Overall, even though these researchers have made considerable progress, some limitations still exist. First, almost all these methods do not take into consideration the spatial position relationship. Therefore, these models cannot extract more information. Second, few studies have focused on the analysis of features extracted by model from the spatial perspective; they only use the quantitative value of AUC (area under the curve) and AUPR (area under the precision–recall curve) to evaluate prediction accuracy. Third, most recent methods lack generalization capability across different cell line datasets. They obtained satisfactory prediction accuracy when train datasets were the same as test datasets, but performed worse across cell lines. Although EPIHC [23] and SEPT [24] both use different transfer learning approaches, their results are unsatisfactory.
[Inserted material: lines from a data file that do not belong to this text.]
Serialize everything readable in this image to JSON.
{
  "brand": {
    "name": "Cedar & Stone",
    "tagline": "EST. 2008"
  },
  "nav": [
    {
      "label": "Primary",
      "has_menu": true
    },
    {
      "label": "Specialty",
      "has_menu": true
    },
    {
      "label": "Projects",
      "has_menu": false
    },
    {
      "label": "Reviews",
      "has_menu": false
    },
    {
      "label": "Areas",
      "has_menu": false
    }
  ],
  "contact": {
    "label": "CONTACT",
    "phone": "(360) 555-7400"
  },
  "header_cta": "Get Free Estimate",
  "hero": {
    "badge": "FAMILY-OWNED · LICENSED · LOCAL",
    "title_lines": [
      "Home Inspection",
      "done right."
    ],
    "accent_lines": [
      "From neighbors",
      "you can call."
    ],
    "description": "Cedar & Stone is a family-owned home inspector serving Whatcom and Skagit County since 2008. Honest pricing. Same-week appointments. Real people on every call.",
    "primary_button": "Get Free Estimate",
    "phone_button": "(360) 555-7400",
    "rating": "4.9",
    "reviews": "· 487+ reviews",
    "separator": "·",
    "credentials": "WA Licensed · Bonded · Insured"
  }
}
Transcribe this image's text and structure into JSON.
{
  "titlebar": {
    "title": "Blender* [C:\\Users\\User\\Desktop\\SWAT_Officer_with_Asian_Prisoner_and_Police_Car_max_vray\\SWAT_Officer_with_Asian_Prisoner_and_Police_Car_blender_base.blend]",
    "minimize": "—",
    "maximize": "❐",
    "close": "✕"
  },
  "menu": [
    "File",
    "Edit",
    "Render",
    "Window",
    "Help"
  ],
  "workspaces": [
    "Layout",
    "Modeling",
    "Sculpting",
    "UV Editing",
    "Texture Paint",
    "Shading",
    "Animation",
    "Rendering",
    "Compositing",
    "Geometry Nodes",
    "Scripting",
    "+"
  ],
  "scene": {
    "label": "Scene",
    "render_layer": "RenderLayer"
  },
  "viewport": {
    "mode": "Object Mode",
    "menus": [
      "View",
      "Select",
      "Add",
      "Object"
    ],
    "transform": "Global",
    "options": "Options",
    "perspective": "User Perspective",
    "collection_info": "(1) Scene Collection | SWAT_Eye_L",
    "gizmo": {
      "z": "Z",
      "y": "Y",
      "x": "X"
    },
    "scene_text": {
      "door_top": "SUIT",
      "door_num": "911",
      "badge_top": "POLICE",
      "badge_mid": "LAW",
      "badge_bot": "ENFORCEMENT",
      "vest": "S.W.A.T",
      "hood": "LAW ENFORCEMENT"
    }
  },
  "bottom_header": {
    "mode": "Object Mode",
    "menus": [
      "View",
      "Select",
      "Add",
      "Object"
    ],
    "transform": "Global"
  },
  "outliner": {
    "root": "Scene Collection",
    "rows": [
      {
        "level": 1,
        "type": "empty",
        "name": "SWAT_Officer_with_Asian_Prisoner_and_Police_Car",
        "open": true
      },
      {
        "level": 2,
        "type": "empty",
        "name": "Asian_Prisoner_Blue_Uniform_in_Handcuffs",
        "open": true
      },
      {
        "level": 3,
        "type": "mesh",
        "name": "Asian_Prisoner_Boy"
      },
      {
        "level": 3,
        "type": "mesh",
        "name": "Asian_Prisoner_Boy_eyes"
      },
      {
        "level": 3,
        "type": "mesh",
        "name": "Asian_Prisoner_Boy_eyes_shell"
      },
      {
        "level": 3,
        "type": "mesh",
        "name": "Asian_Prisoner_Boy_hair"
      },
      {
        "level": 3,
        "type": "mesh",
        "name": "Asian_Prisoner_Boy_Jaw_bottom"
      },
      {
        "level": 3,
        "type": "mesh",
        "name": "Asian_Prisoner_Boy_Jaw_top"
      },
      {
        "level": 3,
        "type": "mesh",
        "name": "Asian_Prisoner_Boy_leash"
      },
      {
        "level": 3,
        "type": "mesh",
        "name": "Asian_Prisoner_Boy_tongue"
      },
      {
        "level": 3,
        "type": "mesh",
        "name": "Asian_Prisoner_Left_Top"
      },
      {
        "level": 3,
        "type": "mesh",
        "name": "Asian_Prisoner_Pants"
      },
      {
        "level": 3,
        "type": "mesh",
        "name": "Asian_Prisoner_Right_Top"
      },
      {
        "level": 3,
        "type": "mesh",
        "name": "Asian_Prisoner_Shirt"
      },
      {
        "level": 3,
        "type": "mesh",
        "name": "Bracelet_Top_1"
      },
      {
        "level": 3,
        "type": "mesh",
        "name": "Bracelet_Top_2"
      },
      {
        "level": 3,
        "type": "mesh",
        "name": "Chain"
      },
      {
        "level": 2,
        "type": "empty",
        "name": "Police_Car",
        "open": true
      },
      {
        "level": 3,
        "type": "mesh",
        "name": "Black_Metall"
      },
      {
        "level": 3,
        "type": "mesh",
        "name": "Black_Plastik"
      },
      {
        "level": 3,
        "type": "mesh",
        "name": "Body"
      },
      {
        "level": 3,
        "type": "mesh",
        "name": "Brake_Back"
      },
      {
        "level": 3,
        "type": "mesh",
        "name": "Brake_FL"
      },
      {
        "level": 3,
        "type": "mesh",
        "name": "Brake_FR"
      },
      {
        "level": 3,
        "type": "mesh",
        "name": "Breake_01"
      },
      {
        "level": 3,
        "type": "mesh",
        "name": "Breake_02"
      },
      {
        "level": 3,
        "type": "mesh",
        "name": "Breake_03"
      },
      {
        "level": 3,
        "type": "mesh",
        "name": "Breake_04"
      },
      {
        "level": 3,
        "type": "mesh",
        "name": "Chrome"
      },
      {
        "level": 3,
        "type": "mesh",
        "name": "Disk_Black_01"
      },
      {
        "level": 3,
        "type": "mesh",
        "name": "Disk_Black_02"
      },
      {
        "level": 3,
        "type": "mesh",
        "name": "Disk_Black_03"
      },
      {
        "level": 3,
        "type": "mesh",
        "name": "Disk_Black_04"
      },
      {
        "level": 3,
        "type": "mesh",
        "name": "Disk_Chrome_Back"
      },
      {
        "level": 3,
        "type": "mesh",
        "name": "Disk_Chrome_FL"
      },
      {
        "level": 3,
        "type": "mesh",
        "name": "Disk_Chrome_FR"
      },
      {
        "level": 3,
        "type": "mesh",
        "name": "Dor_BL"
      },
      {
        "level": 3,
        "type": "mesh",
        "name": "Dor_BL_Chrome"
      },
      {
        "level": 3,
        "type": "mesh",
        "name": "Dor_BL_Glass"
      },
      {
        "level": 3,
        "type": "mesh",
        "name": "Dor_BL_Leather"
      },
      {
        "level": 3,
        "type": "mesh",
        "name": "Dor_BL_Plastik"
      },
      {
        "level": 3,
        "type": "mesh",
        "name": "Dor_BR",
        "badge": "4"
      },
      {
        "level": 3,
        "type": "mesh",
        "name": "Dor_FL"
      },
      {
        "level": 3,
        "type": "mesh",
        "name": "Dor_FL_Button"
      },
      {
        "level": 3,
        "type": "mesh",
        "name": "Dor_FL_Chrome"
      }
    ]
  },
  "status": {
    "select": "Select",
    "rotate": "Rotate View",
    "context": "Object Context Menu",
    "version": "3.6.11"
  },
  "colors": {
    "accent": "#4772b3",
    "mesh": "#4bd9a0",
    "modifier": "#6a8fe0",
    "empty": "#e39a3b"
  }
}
To address the above limitations, we have designed a model named EPIsHilbert using Hilbert curve encoding and transfer learning. Many researchers have shown that enhancers interact with promoters through complex spatial positions, such as rotating or folding around. Hilbert curve encoding avoids some loss of the spatial position relationship between an enhancer and a promoter, so it can help improve a model’s performance. In order to explore the sequence features that affect the EPIs and their spatial relationships, we add a class activation map (CAM) visualization to display the frequency of sequence features. The occurrence of some diseases is usually related to genetic elements that control the gene regulation, so sequence features with a high frequency of occurrence can be further used in genetic testing or disease diagnosis. For achieving satisfactory prediction performance across cell lines, we proposed two transfer learning strategies to pre-train the model with data from various cell lines. We further explored the reasons for the conclusions of transfer learning according to the analysis of coincidence degree. Experiment results demonstrated that EPIsHilbert not only improved the accuracy of the model prediction in some target cell lines, but also obtained satisfying performance across cell lines.

2. Methods and Materials

2.1. Datasets

In this study, we used the same dataset from TargetFinder [19] and SPEID [20] as the original EPIs dataset, consisting of six cell lines: GM12878, HUVEC, HeLa-S3, K562, NHEK, and IMR90. The dataset of each cell line contains enhancer sequences, promoter sequences, positive samples, and negative samples of EPIs. Enhancer and promoter sequences were derived from the Encyclopedia of DNA elements and filtered by the Roadmap Epigenomics Project [25]. Based on the Hi-C technology [26], EPIs could be detected.

All sequences were unified into a fixed length. The length of enhancer sequences is 3000 base pairs (bp), while that of the promoter is 2000 bp. In each cell line, the ratio of negative samples to positive samples is 20:1. Thus, for our dataset, a class imbalance problem existed. We used two methods, over-sampling and under-sampling, to achieve a balanced dataset. The details of the balanced dataset are shown in Table 1.

2.2. EPIsHilbert

Here, we proposed a prediction model called EPIsHilbert, using Hilbert curve to encode enhancer and promoter sequences, combining sequence analysis with deep learning and utilizing transfer learning strategies to pre-train the model. The overview of EPIsHilbert contains three main steps: Hilbert curve encoding, network architecture, and transfer learning pre-training.

2.2.1. Hilbert Curve Encoding

To address the limitation of ignoring spatial position relationships, we propose Hilbert curve encoding [27], a classic space-filling curve to encode enhancer and promoter sequences. As shown in Figure 1, the enhancer interacts with the promoter through complex spatial relationships, such as rotating or folding around. The Hilbert curve represents the interaction between enhancer and promoter by mapping the spatial interaction locations. It is clear that the Hilbert curve encoding reflects the actual interaction, though the enhancers and target promoters are close in space but distant from each other in position.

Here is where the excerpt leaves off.